244 Cal. Rptr. 13 (1988)
A written judgment obtained by the husband of plaintiff administratrix misspelled the name of defendant judgment debtor. The abstract of judgment that was recorded also misspelled his name. When he later sold his real property to defendant realty purchaser, a title search failed to disclose the abstract of judgment, such that the judgment lien was not identified and the proceeds were not used to satisfy the judgment. The husband then sought a declaratory judgment that defendants judgment debtor, realty purchaser, and lenders had constructive notice of the judgment lien under the doctrine of idem sonans because, when pronounced, the misspellings all sounded like the correct name. When the husband died, plaintiff was substituted in his place. Judgment was entered for defendants and plaintiff appealed.
See idem sonans.
- In affirming, the court ruled that idem sonans did not apply to impart constructive notice of the judgment lien because the proper spelling of defendant judgment debtor's name was a material matter to give record notice.
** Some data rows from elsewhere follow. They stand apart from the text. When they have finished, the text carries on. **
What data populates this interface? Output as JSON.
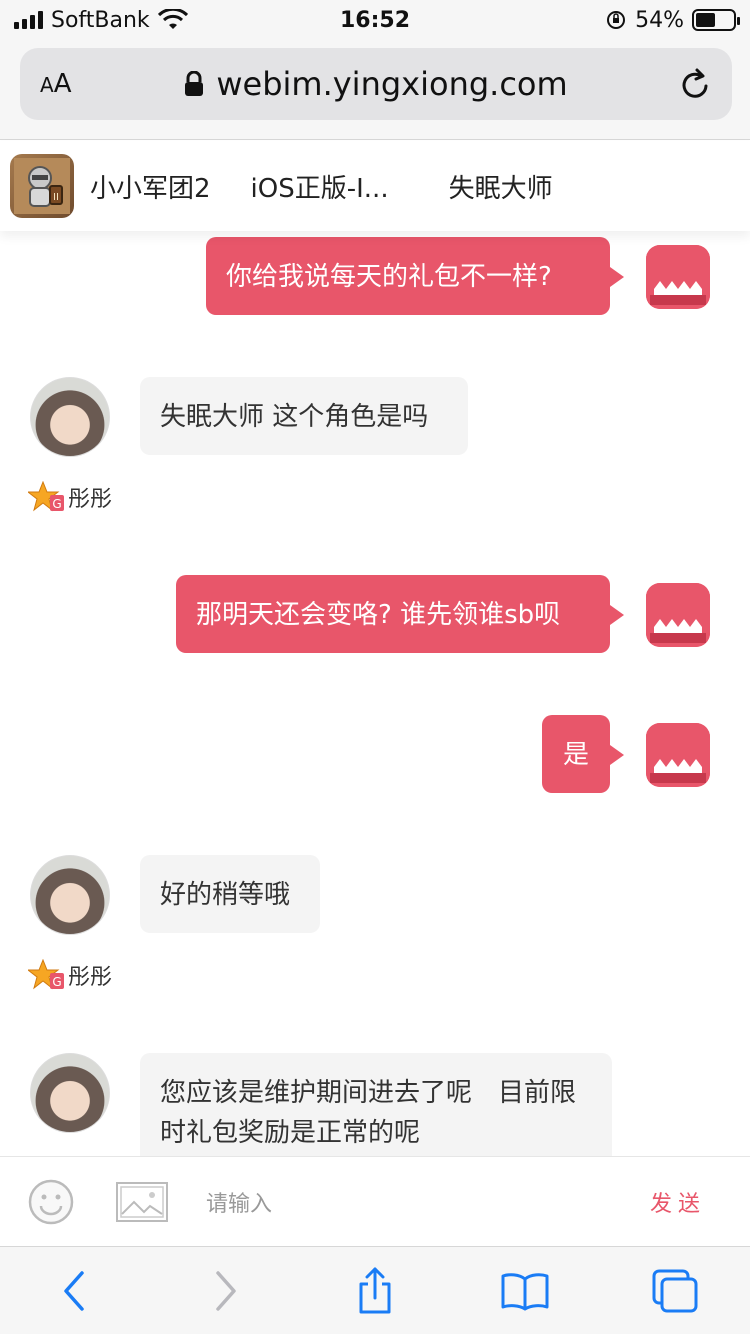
{
  "status_bar": {
    "carrier": "SoftBank",
    "time": "16:52",
    "battery_percent_text": "54%",
    "battery_level": 0.54
  },
  "browser": {
    "text_size_label": "AA",
    "url": "webim.yingxiong.com"
  },
  "game_tabs": [
    {
      "label": "小小军团2"
    },
    {
      "label": "iOS正版-I..."
    },
    {
      "label": "失眠大师"
    }
  ],
  "messages": [
    {
      "side": "me",
      "text": "你给我说每天的礼包不一样?"
    },
    {
      "side": "them",
      "text": "失眠大师 这个角色是吗",
      "name": "彤彤"
    },
    {
      "side": "me",
      "text": "那明天还会变咯? 谁先领谁sb呗"
    },
    {
      "side": "me",
      "text": "是"
    },
    {
      "side": "them",
      "text": "好的稍等哦",
      "name": "彤彤"
    },
    {
      "side": "them",
      "text": "您应该是维护期间进去了呢　目前限时礼包奖励是正常的呢"
    }
  ],
  "input": {
    "placeholder": "请输入",
    "send_label": "发送"
  },
  "colors": {
    "accent": "#e8566a",
    "bubble_other": "#f4f4f4",
    "toolbar_blue": "#1a7cf5"
  },
  "icons": [
    "signal-icon",
    "wifi-icon",
    "lock-rotation-icon",
    "battery-icon",
    "lock-icon",
    "reload-icon",
    "emoji-icon",
    "image-icon",
    "back-icon",
    "forward-icon",
    "share-icon",
    "bookmarks-icon",
    "tabs-icon"
  ]
}
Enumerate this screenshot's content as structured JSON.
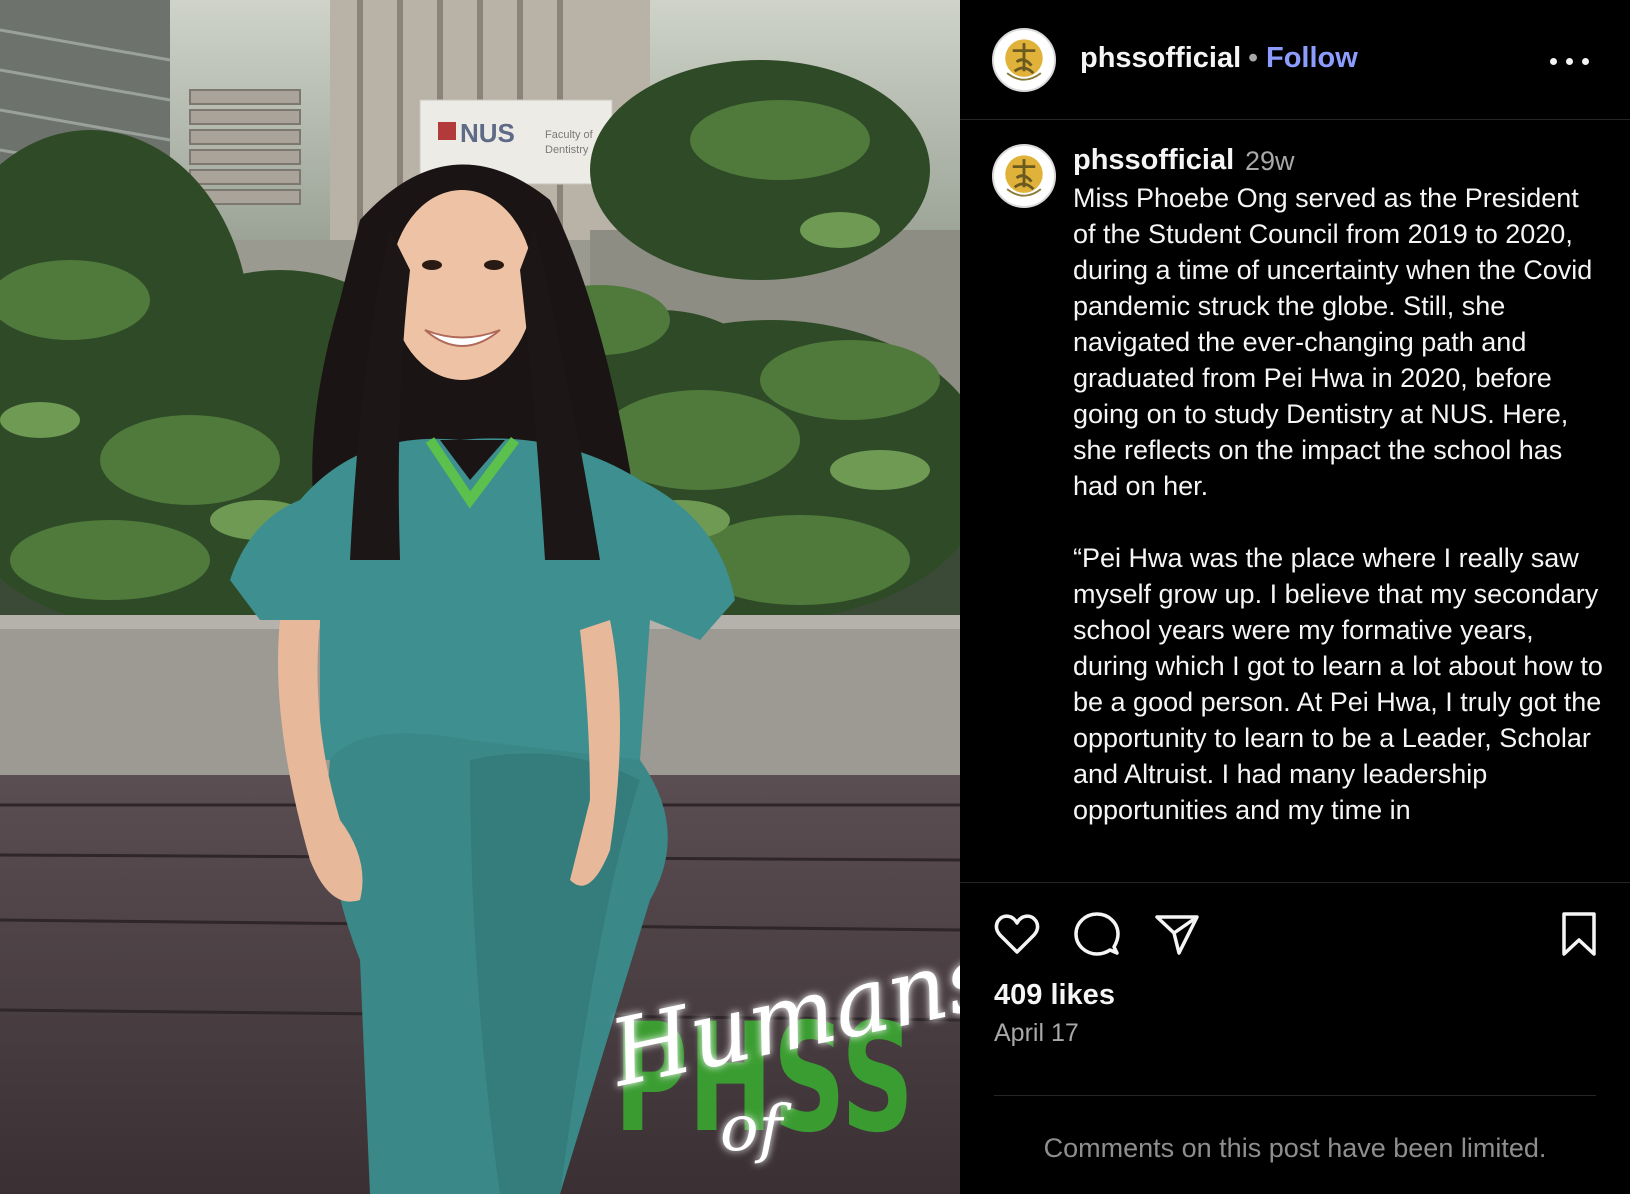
{
  "post": {
    "username": "phssofficial",
    "follow_label": "Follow",
    "separator": "•",
    "time_ago": "29w",
    "caption": "Miss Phoebe Ong served as the President of the Student Council from 2019 to 2020, during a time of uncertainty when the Covid pandemic struck the globe. Still, she navigated the ever-changing path and graduated from Pei Hwa in 2020, before going on to study Dentistry at NUS. Here, she reflects on the impact the school has had on her.\n\n“Pei Hwa was the place where I really saw myself grow up. I believe that my secondary school years were my formative years, during which I got to learn a lot about how to be a good person. At Pei Hwa, I truly got the opportunity to learn to be a Leader, Scholar and Altruist. I had many leadership opportunities and my time in",
    "likes": "409 likes",
    "date": "April 17",
    "comments_limited": "Comments on this post have been limited."
  },
  "photo": {
    "sign_line1": "NUS",
    "sign_line2": "Faculty of",
    "sign_line3": "Dentistry",
    "overlay_script": "Humans",
    "overlay_script2": "of",
    "overlay_block": "PHSS"
  },
  "icons": {
    "more": "more-options-icon",
    "like": "heart-icon",
    "comment": "comment-icon",
    "share": "share-icon",
    "save": "bookmark-icon",
    "avatar": "school-logo-avatar"
  },
  "colors": {
    "follow": "#8c9dff",
    "overlay_green": "#3aa830",
    "scrubs": "#3e8f8f"
  }
}
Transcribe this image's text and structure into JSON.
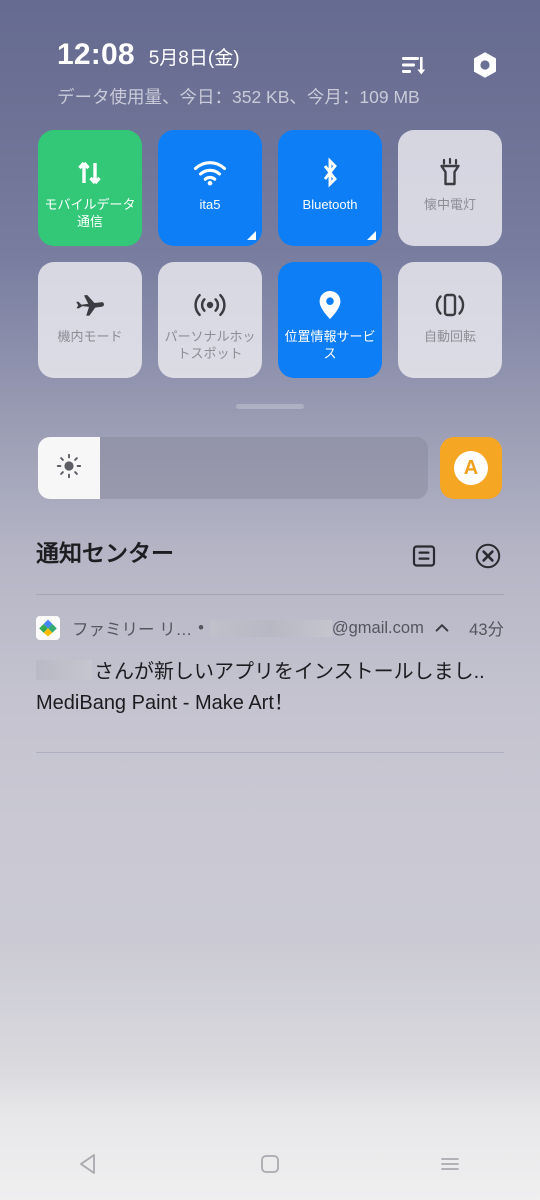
{
  "statusbar": {
    "time": "12:08",
    "date": "5月8日(金)",
    "data_usage": "データ使用量、今日：352 KB、今月：109 MB",
    "edit_icon": "sort-lines-down-icon",
    "settings_icon": "hex-gear-icon"
  },
  "quick_settings": {
    "tiles": [
      {
        "label": "モバイルデータ通信",
        "icon": "mobile-data-icon",
        "state": "on",
        "color": "#32c878",
        "expandable": false,
        "name": "tile-mobile-data"
      },
      {
        "label": "ita5",
        "icon": "wifi-icon",
        "state": "on",
        "color": "#0d7ef5",
        "expandable": true,
        "name": "tile-wifi"
      },
      {
        "label": "Bluetooth",
        "icon": "bluetooth-icon",
        "state": "on",
        "color": "#0d7ef5",
        "expandable": true,
        "name": "tile-bluetooth"
      },
      {
        "label": "懐中電灯",
        "icon": "flashlight-icon",
        "state": "off",
        "color": "#ebebf0",
        "expandable": false,
        "name": "tile-flashlight"
      },
      {
        "label": "機内モード",
        "icon": "airplane-icon",
        "state": "off",
        "color": "#ebebf0",
        "expandable": false,
        "name": "tile-airplane-mode"
      },
      {
        "label": "パーソナルホットスポット",
        "icon": "hotspot-icon",
        "state": "off",
        "color": "#ebebf0",
        "expandable": false,
        "name": "tile-hotspot"
      },
      {
        "label": "位置情報サービス",
        "icon": "location-pin-icon",
        "state": "on",
        "color": "#0d7ef5",
        "expandable": false,
        "name": "tile-location"
      },
      {
        "label": "自動回転",
        "icon": "auto-rotate-icon",
        "state": "off",
        "color": "#ebebf0",
        "expandable": false,
        "name": "tile-auto-rotate"
      }
    ]
  },
  "brightness": {
    "level_percent": 16,
    "slider_icon": "brightness-sun-icon",
    "auto_label": "A",
    "auto_color": "#f5a623"
  },
  "notification_center": {
    "title": "通知センター",
    "manage_icon": "notification-settings-icon",
    "clear_icon": "clear-all-icon",
    "notifications": [
      {
        "app_icon": "family-link-icon",
        "app_name": "ファミリー リ…",
        "separator": "•",
        "email_domain": "@gmail.com",
        "collapse_icon": "chevron-up-icon",
        "time": "43分",
        "title_suffix": "さんが新しいアプリをインストールしまし..",
        "body": "MediBang Paint - Make Art！"
      }
    ]
  },
  "navbar": {
    "back": "back-icon",
    "home": "home-icon",
    "recents": "recents-icon"
  }
}
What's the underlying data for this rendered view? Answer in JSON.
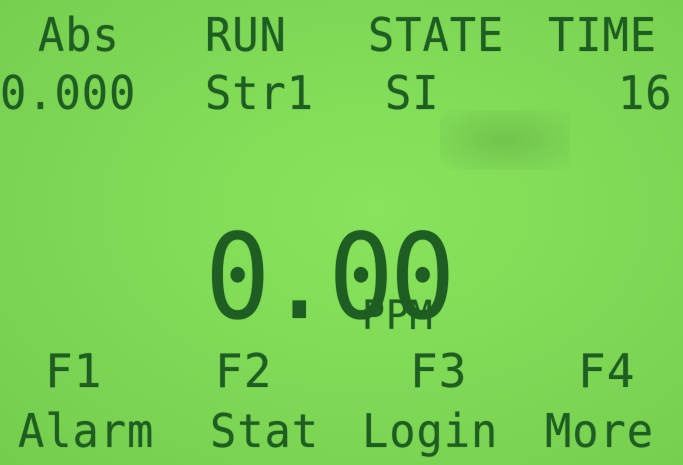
{
  "header": {
    "abs_label": "Abs",
    "run_label": "RUN",
    "state_label": "STATE",
    "time_label": "TIME"
  },
  "status": {
    "abs_value": "0.000",
    "run_value": "Str1",
    "state_value": "SI",
    "time_value": "16"
  },
  "reading": {
    "value": "0.00",
    "unit": "PPM"
  },
  "function_keys": [
    {
      "key": "F1",
      "label": "Alarm"
    },
    {
      "key": "F2",
      "label": "Stat"
    },
    {
      "key": "F3",
      "label": "Login"
    },
    {
      "key": "F4",
      "label": "More"
    }
  ],
  "colors": {
    "background": "#7ed855",
    "text": "#1f5e22"
  }
}
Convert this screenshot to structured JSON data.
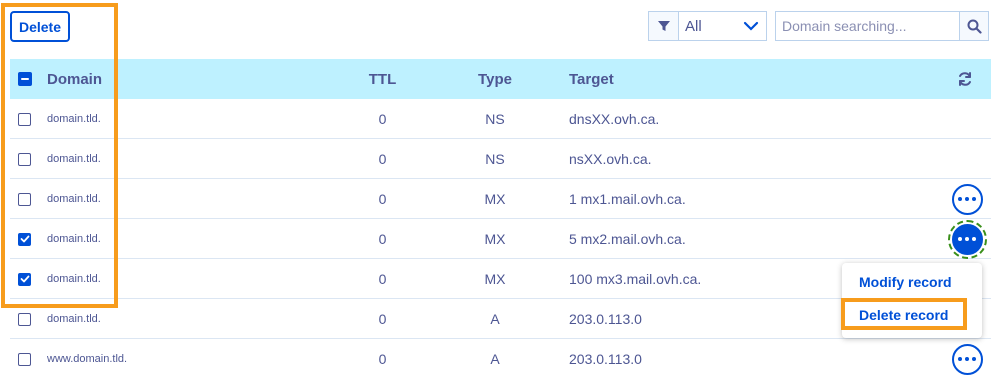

- Idem sonans applied only to issues of identity and would not relieve a judgment creditor of the obligation to file a proper abstract.
Judgment for defendants was affirmed because the doctrine of idem sonans did not apply to the abstract of judgment to impart constructive notice of the judgment lien on property sold to defendant realty purchaser; idem sonans applied only to issues of identity and not to matters where the proper spelling of a name was a material matter.